Simply taking the % growth from 02 to 04, and assuming the % will be the same from 04 to 06, is therefore not reasonable. The % will slow down, and probably already has.

9:37 AM, October 05, 2006  
Anonymous Mark Moore said...

Oh the 2nd district is going to gain voter-share too. To clarify: I did not use a 7% growth rate in my calculations. I only used that as an EXAMPLE of how fast exponential growth can cause a doubling of population and I knew the 7/10 rule and I used that as an example. Sorry if that caused any confusion.

When I calculated the numbers I did it just as I described. I took the relative increase from 02 to 04 and applied that same increase to the 04 base. That method allows for the growth in the other counties.

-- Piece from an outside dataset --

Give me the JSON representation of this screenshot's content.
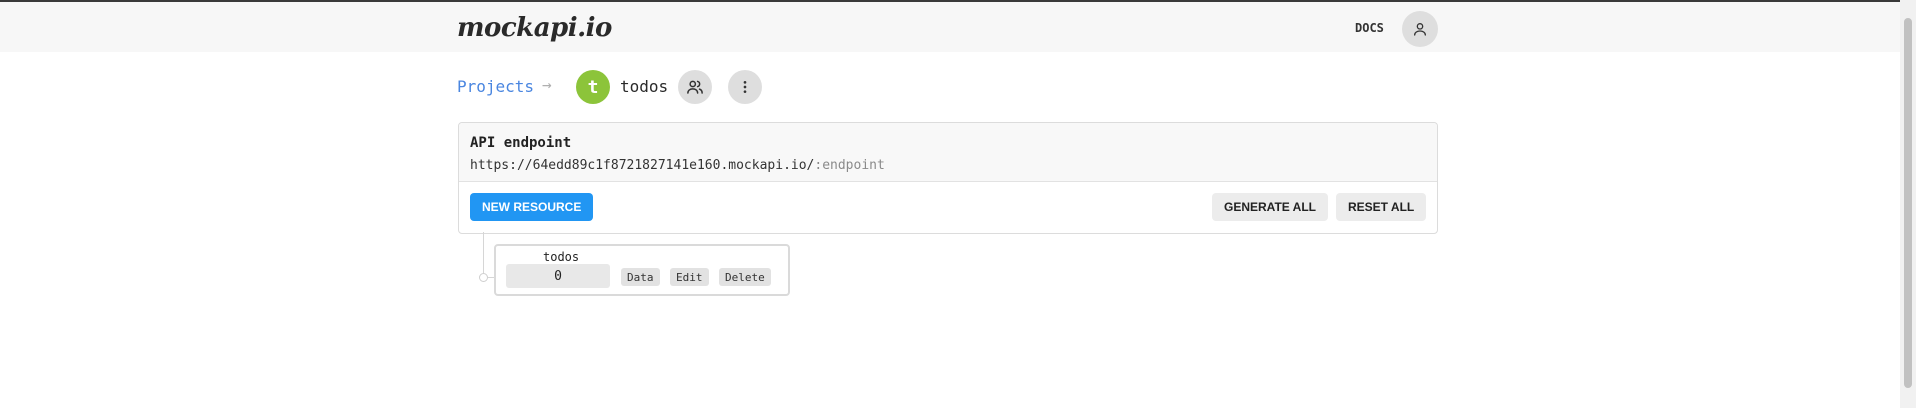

We just seem to have a disagreement about what is more "reasonable", averaging past numbers to get future numbers or extrapolating past trends to get future numbers.

I agree you can't extrapolate too far out into the future, for example I agree with you that the NWA growth rate of the last six years won't continue for another ten. But that is not what I am doing.

I am taking TWO years, that have already occurred (05 and 06) and asking myself, "did the trends from 02 to 04 continue from 04 to 06 or did they change? I concluded that the trends did not change, so I used the trends to make a prediction. How is that unreasonable?